A licensed operator stated that the encroachment is widespread, with many public officeholders involved. They explained that some individuals with private jets are engaging in illegal activities to make money, while others who do not own private jets are patronizing them at affordable rates. This undermines legitimate charter businesses, deprives the country of taxes and charges, and damages the economy.
The Nigeria Civil Aviation Regulations specify that only Air Transport License (ATL) holders and Airline Operating Permit (AOP) holders with a valid Air Operator’s Certificate (AOC) are authorized to carry out charter operations in the country. Private owners who engage in commercial operations without these certifications violate both security and economic regulations.
Captain Ibrahim Mshelia, a charter airline operator, argued that the prevalence of illegal operators is primarily the fault of the Department of State Services (DSS). He stated that the Nigeria Civil Aviation Authority (NCAA) cannot discriminate between commercial and private operators during registration, but it is the responsibility of the DSS to flag operations that exceed approved limits.

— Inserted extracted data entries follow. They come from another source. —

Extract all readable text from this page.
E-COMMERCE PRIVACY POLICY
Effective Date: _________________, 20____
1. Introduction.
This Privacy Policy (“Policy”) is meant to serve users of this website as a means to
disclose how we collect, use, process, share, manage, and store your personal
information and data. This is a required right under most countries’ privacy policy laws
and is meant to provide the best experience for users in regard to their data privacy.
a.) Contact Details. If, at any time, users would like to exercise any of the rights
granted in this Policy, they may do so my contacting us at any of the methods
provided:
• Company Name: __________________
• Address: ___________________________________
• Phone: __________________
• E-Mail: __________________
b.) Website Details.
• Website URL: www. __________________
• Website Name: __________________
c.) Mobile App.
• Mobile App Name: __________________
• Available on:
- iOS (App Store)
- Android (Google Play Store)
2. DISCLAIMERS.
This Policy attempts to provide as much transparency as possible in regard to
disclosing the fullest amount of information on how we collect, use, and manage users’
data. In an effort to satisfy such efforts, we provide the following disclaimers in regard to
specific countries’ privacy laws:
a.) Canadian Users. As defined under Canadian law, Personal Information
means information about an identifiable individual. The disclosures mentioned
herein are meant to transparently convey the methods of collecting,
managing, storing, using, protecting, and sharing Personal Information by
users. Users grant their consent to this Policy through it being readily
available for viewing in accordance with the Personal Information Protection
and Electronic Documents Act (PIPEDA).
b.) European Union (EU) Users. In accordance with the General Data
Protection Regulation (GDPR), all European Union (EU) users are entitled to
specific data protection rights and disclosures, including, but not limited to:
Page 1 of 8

Aviation security consultant, Group Capt. John Ojikutu (rtd), emphasized the need for better control over flight plans and operations. He highlighted the issue of foreign registered aircraft illegally conducting commercial flights within the country. Ojikutu called for improved regulations and monitoring by the NCAA and Nigerian Airspace Management Agency (NAMA) to ensure compliance and prevent such violations.
As the investigation into the crash continues, stakeholders are urging the government to take stricter measures to curb illegal charter operations and ensure the safety and integrity of the aviation sector.